Key Takeaways
- 30-year mortgage rates are hovering just slightly above a recent three-year low as the Fed heads into its next rate-setting meeting this week.
- The central bank is widely expected to hold rates steady, but mortgage rates depend on factors far beyond the Fed.
- Because future rates are unpredictable, buyers and homeowners are often better off acting when their finances and the right house line up.
Where Mortgage Rates Stand Ahead of This Week’s Fed Meeting
With the U.S. Federal Reserve (Fed) set to meet this week, many homebuyers and homeowners are watching mortgage rates closely, trying to gauge whether the Fed’s decision could affect the borrowing outlook.

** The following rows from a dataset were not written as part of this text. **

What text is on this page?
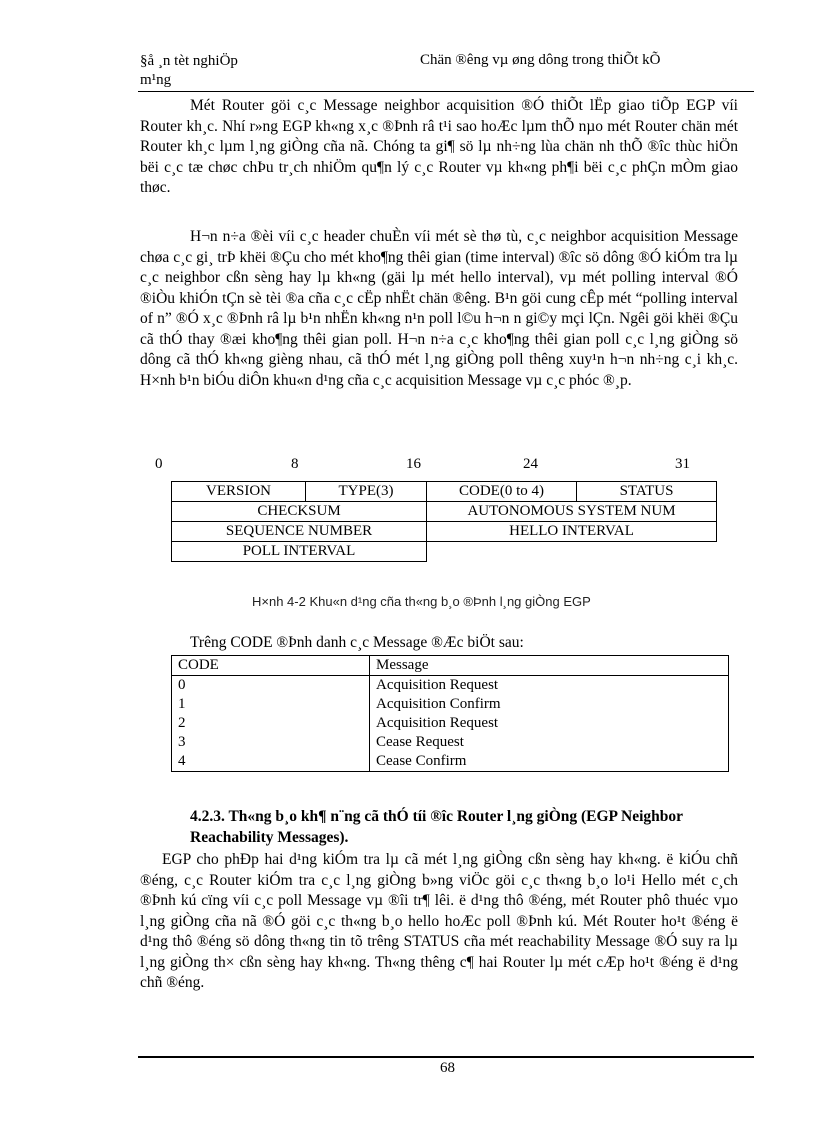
§å ¸n tèt nghiÖp
m¹ng
Chän ®êng vµ øng dông trong thiÕt kÕ

Mét Router göi c¸c Message neighbor acquisition ®Ó thiÕt lËp giao tiÕp EGP víi Router kh¸c. Nhí r»ng EGP kh«ng x¸c ®Þnh râ t¹i sao hoÆc lµm thÕ nµo mét Router chän mét Router kh¸c lµm l¸ng giÒng cña nã. Chóng ta gi¶ sö lµ nh÷ng lùa chän nh thÕ ®îc thùc hiÖn bëi c¸c tæ chøc chÞu tr¸ch nhiÖm qu¶n lý c¸c Router vµ kh«ng ph¶i bëi c¸c phÇn mÒm giao thøc.

H¬n n÷a ®èi víi c¸c header chuÈn víi mét sè thø tù, c¸c neighbor acquisition Message chøa c¸c gi¸ trÞ khëi ®Çu cho mét kho¶ng thêi gian (time interval) ®îc sö dông ®Ó kiÓm tra lµ c¸c neighbor cßn sèng hay lµ kh«ng (gäi lµ mét hello interval), vµ mét polling interval ®Ó ®iÒu khiÓn tÇn sè tèi ®a cña c¸c cËp nhËt chän ®êng. B¹n göi cung cÊp mét “polling interval of n” ®Ó x¸c ®Þnh râ lµ b¹n nhËn kh«ng n¹n poll l©u h¬n n gi©y mçi lÇn. Ngêi göi khëi ®Çu cã thÓ thay ®æi kho¶ng thêi gian poll. H¬n n÷a c¸c kho¶ng thêi gian poll c¸c l¸ng giÒng sö dông cã thÓ kh«ng gièng nhau, cã thÓ mét l¸ng giÒng poll thêng xuy¹n h¬n nh÷ng c¸i kh¸c. H×nh b¹n biÓu diÔn khu«n d¹ng cña c¸c acquisition Message vµ c¸c phóc ®¸p.

0	8	16	24	31
VERSION	TYPE(3)	CODE(0 to 4)	STATUS
CHECKSUM		AUTONOMOUS SYSTEM NUM	
SEQUENCE NUMBER		HELLO INTERVAL	
POLL INTERVAL			
H×nh 4-2 Khu«n d¹ng cña th«ng b¸o ®Þnh l¸ng giÒng EGP
Trêng CODE ®Þnh danh c¸c Message ®Æc biÖt sau:
CODE	Message
0	Acquisition Request
1	Acquisition Confirm
2	Acquisition Request
3	Cease Request
4	Cease Confirm

4.2.3. Th«ng b¸o kh¶ n¨ng cã thÓ tíi ®îc Router l¸ng giÒng (EGP Neighbor Reachability Messages).

EGP cho phÐp hai d¹ng kiÓm tra lµ cã mét l¸ng giÒng cßn sèng hay kh«ng. ë kiÓu chñ ®éng, c¸c Router kiÓm tra c¸c l¸ng giÒng b»ng viÖc göi c¸c th«ng b¸o lo¹i Hello mét c¸ch ®Þnh kú cïng víi c¸c poll Message vµ ®îi tr¶ lêi. ë d¹ng thô ®éng, mét Router phô thuéc vµo l¸ng giÒng cña nã ®Ó göi c¸c th«ng b¸o hello hoÆc poll ®Þnh kú. Mét Router ho¹t ®éng ë d¹ng thô ®éng sö dông th«ng tin tõ trêng STATUS cña mét reachability Message ®Ó suy ra lµ l¸ng giÒng th× cßn sèng hay kh«ng. Th«ng thêng c¶ hai Router lµ mét cÆp ho¹t ®éng ë d¹ng chñ ®éng.

68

For now, mortgage rates are entering the week on relatively steady footing.
According to Freddie Mac, the average 30-year fixed mortgage rate fell to 6.09%—its lowest level in three years—in its weekly reading last Thursday. Since then, our daily tracking shows the 30-year average has inched up a minor 10 basis points, leaving mortgage rates still relatively low heading into this week’s Fed meeting.
Where rates go afterwards is an open question. While it’s widely expected the central bank will leave interest rates unchanged—and that a pause could stretch on for months—mortgage rates react not just to what the Fed does, but to a complex web of other factors.
Why This Matters
Mortgage rates are near a recent low ahead of the Fed’s meeting this week. But where mortgage rates go next will depend on more than a single decision—making timing the market more difficult than it looks.
Why Mortgage Rates Don’t Necessarily Track the Fed
It’s a common assumption: When the Federal Reserve moves interest rates, mortgage rates should follow. But that relationship is far less direct than many borrowers expect.
The Fed’s benchmark rate mainly influences short-term borrowing costs, such as credit cards, auto loans, and the interest banks pay on savings accounts. By contrast, 30-year mortgage rates are shaped by a wider mix of forces, including inflation expectations, investor demand, and the broader economic outlook.
Important
The single biggest driver of 30-year mortgage rates is the bond market, particularly the 10-year Treasury yield, which plays a major role in determining lenders’ funding costs and mortgage pricing.
That’s why mortgage rates can rise, fall, or barely move around a Fed decision—even moving in the opposite direction. In late 2024, for example, the Fed lowered rates by a full percentage point over the final months of the year, yet the average 30-year mortgage rate jumped almost 1.25 percentage points higher over the same period.
More recently, mortgage rates have also climbed in the days following individual Fed rate cuts, underscoring that markets often react more to expectations about future inflation and economic growth than to the Fed’s headline move itself.
Taken together, those dynamics help explain why mortgage rates can be difficult to predict around Fed meetings. Mortgage rates respond to an evolving mix of economic signals, not a single decision from policymakers.
What This Week’s Fed Meeting Means for Buyers and Homeowners
For homebuyers, the takeaway is familiar but still easy to overlook: Timing the mortgage market is extremely difficult. Rates can move for reasons that have little to do with the Fed, so waiting for a specific policy decision to deliver a better deal often doesn’t work out. If you find a home that fits your budget and long-term plans, moving forward when you’re financially ready is usually the more reliable strategy.
That’s especially true given the broader outlook for mortgage rates. Fannie Mae’s latest housing forecast projects that 30-year mortgage rates will change very little through 2026, dipping from 6.1% in the first quarter to 6.0% for the rest of the year. While some analysts expect a larger midyear dip, most don’t see it lasting.
In that kind of environment, holding out for a meaningfully lower rate can mean missing out—without much to show for the wait.
For existing homeowners, refinancing may still be worth considering if your current rate is in the high-7% or 8% range. The key question is whether today’s rates are low enough to justify the upfront costs. One way to assess that is by calculating your break-even point—how long it would take for your projected monthly savings to offset the refi closing fees you’ll incur. If that timeline stretches out for years and you expect to move before then, refinancing may not make sense.
Ultimately, mortgage rates don’t move very predictably, and they don’t respond to the Fed in a prescribed way. That’s why the most dependable approach—for buyers and homeowners alike—is to make decisions based on personal finances and housing needs, rather than trying to anticipate the Fed’s next move.